Friday, February 24, 2006

Writely Shows the Potential of Web2.0

The Web2.0 and AJAX craze is showing us dozens of potential web-based applications that might one day bring the desktop-based computing world as we know it to its knees. AJAX programs include meebo for instant messaging, Gmail for email and chat, and more.

But one AJAX application has really caught my eye: Writely, a web-based word processor.

While only in beta, Writely can seem a little rough around the edges, and occasionally makes a few mistakes. But it has the potential to rival desktop-based solutions such as OpenOffice.org and Microsoft Word. In fact, Writely can upload existing HTML, plaintext, rich-text, MS Word Documents, and OpenOffice .odt and .sxw documents. It can support .gif, .png, .jpg, and .bmp images for embedding in your files.

I experimented a bit with Writely, but came away happy. I only had a few minor problems, as is expected from a beta service. I lost some tab formatting in an rtf document that I uploaded. I had trouble getting cut/copy/paste to work, but the problem appears to be a compatibility issue with Firefox that can be fixed. And the Undo button wouldn't work for autocorrections made by the spell-checker. Also, Writely provides an RSS feed of documents you made public (i.e., available for others to see), but this proved a bit finicky. I did not experiment with Writely's vast set of collaboration tools, but they seem easy to use and powerful.

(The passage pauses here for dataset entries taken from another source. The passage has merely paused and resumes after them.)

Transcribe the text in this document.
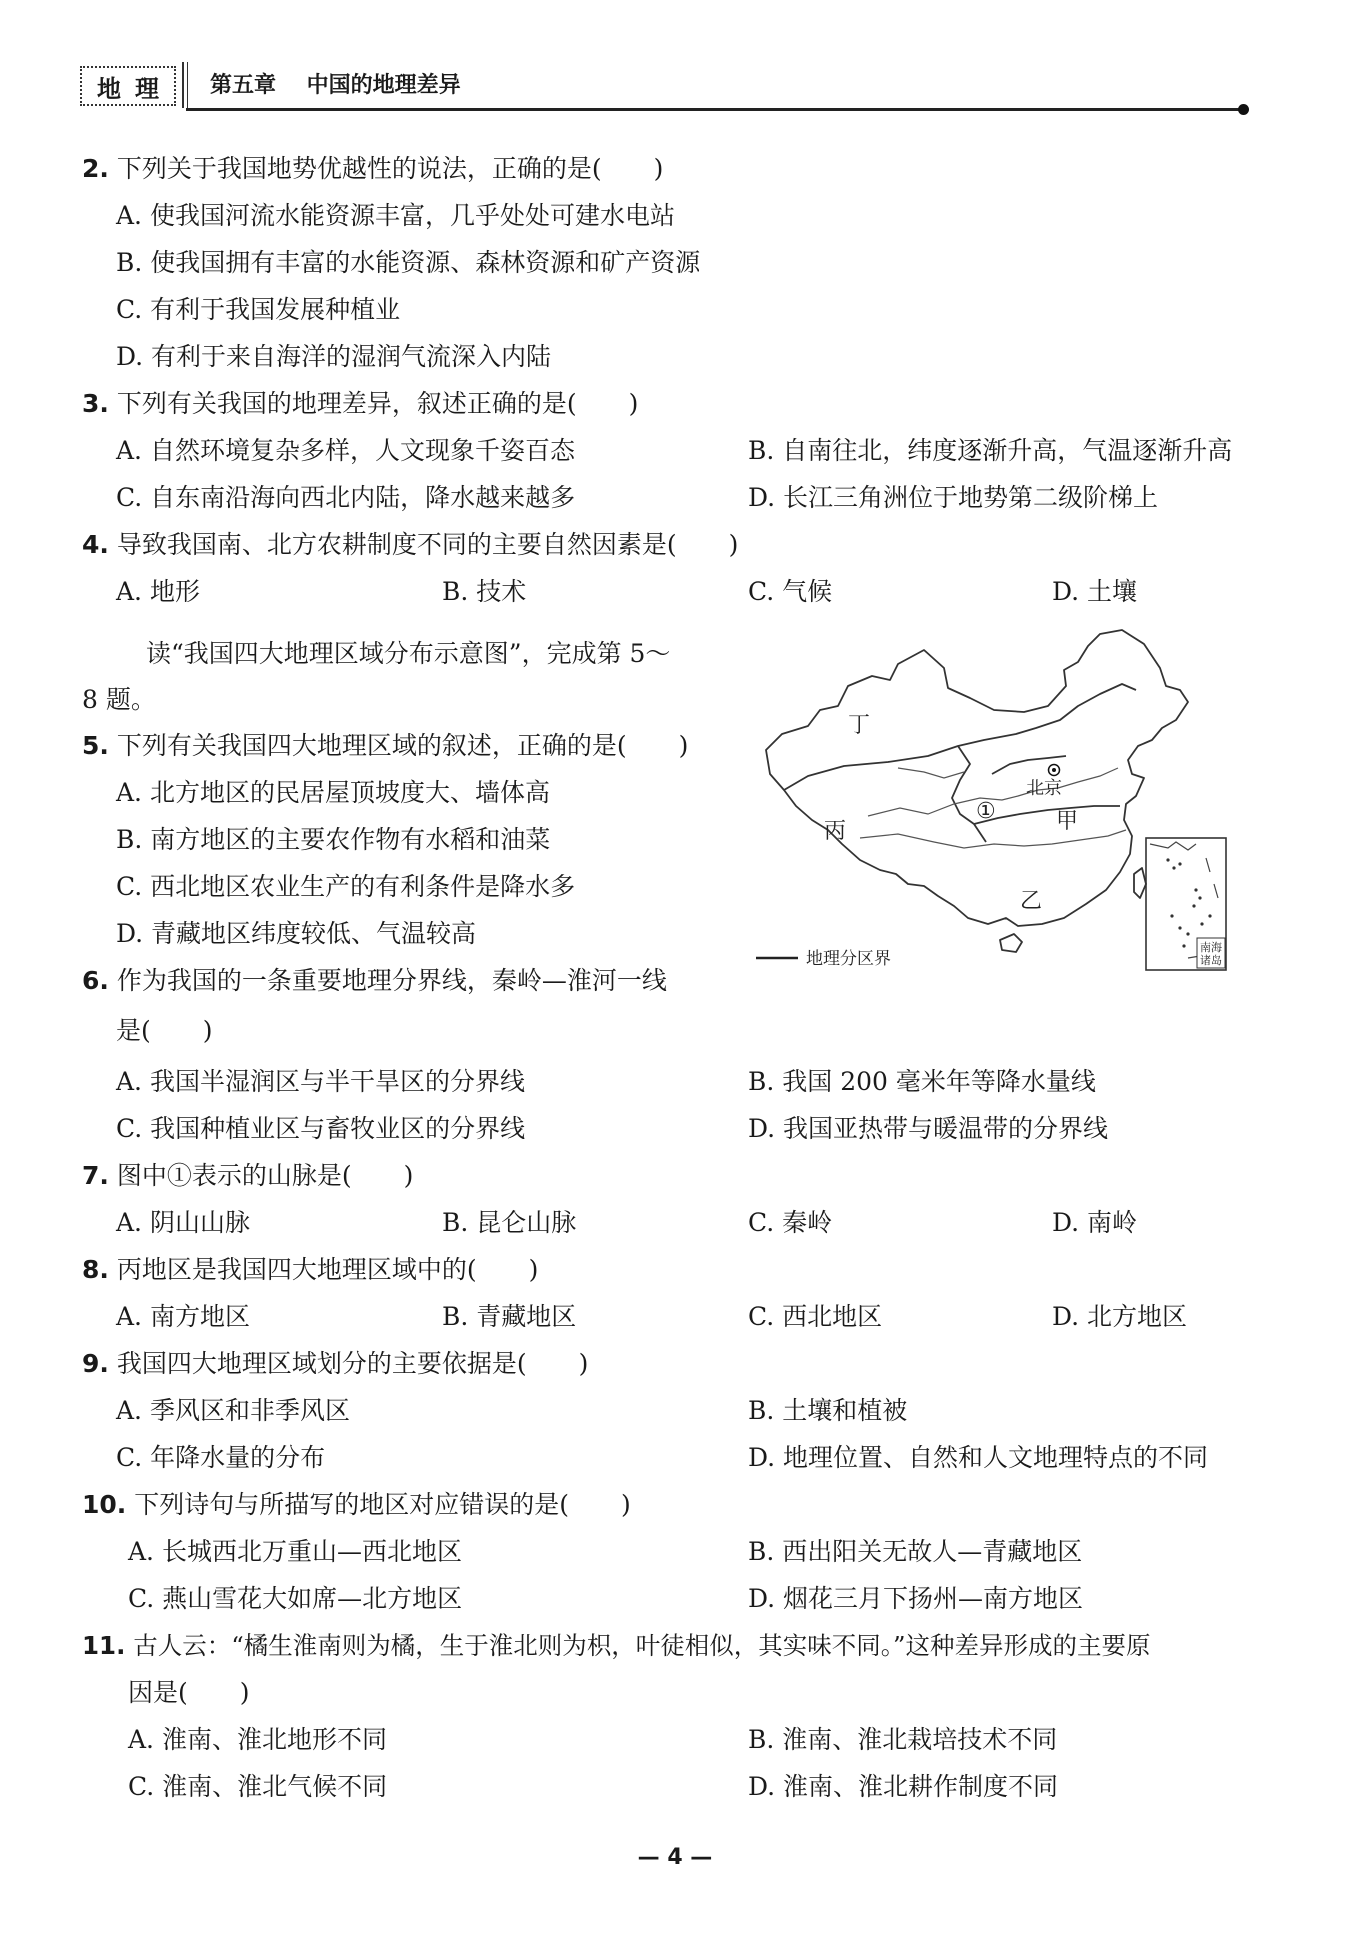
地理 第五章    中国的地理差异
2. 下列关于我国地势优越性的说法，正确的是( )
A. 使我国河流水能资源丰富，几乎处处可建水电站
B. 使我国拥有丰富的水能资源、森林资源和矿产资源
C. 有利于我国发展种植业
D. 有利于来自海洋的湿润气流深入内陆
3. 下列有关我国的地理差异，叙述正确的是( )
A. 自然环境复杂多样，人文现象千姿百态	B. 自南往北，纬度逐渐升高，气温逐渐升高
C. 自东南沿海向西北内陆，降水越来越多	D. 长江三角洲位于地势第二级阶梯上
4. 导致我国南、北方农耕制度不同的主要自然因素是( )
A. 地形	B. 技术	C. 气候	D. 土壤
读“我国四大地理区域分布示意图”，完成第 5～
8 题。
5. 下列有关我国四大地理区域的叙述，正确的是( )
A. 北方地区的民居屋顶坡度大、墙体高
B. 南方地区的主要农作物有水稻和油菜
C. 西北地区农业生产的有利条件是降水多
D. 青藏地区纬度较低、气温较高
6. 作为我国的一条重要地理分界线，秦岭—淮河一线
是( )
A. 我国半湿润区与半干旱区的分界线	B. 我国 200 毫米年等降水量线
C. 我国种植业区与畜牧业区的分界线	D. 我国亚热带与暖温带的分界线
7. 图中①表示的山脉是( )
A. 阴山山脉	B. 昆仑山脉	C. 秦岭	D. 南岭
8. 丙地区是我国四大地理区域中的( )
A. 南方地区	B. 青藏地区	C. 西北地区	D. 北方地区
9. 我国四大地理区域划分的主要依据是( )
A. 季风区和非季风区	B. 土壤和植被
C. 年降水量的分布	D. 地理位置、自然和人文地理特点的不同
10. 下列诗句与所描写的地区对应错误的是( )
A. 长城西北万重山—西北地区	B. 西出阳关无故人—青藏地区
C. 燕山雪花大如席—北方地区	D. 烟花三月下扬州—南方地区
11. 古人云：“橘生淮南则为橘，生于淮北则为枳，叶徒相似，其实味不同。”这种差异形成的主要原
因是( )
A. 淮南、淮北地形不同	B. 淮南、淮北栽培技术不同
C. 淮南、淮北气候不同	D. 淮南、淮北耕作制度不同
丁
丙	甲
乙
①
北京
南海 诸岛
地理分区界
— 4 —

I successfully created a test document from scratch online, applied various special formatting, bulleted and numbered lists, tables, page breaks, horizontal lines, hyperlinks, and just plain content. I exported it to MS Word .doc successfully.

Overall, Writely as it stands provides a free, efficient, clean solution to most word processor users. I look forward to it coming out of beta as a functioning and streamlined product. If more web developers can create applications (and I don't use that term lightly; Writely came across as equally powerful to many desktop programs) with Writely's potential, then Web2.0 might succeed.

EDIT: Slashdot recently posted a thread about Web2.0 that features some more AJAX examples worthy of mention.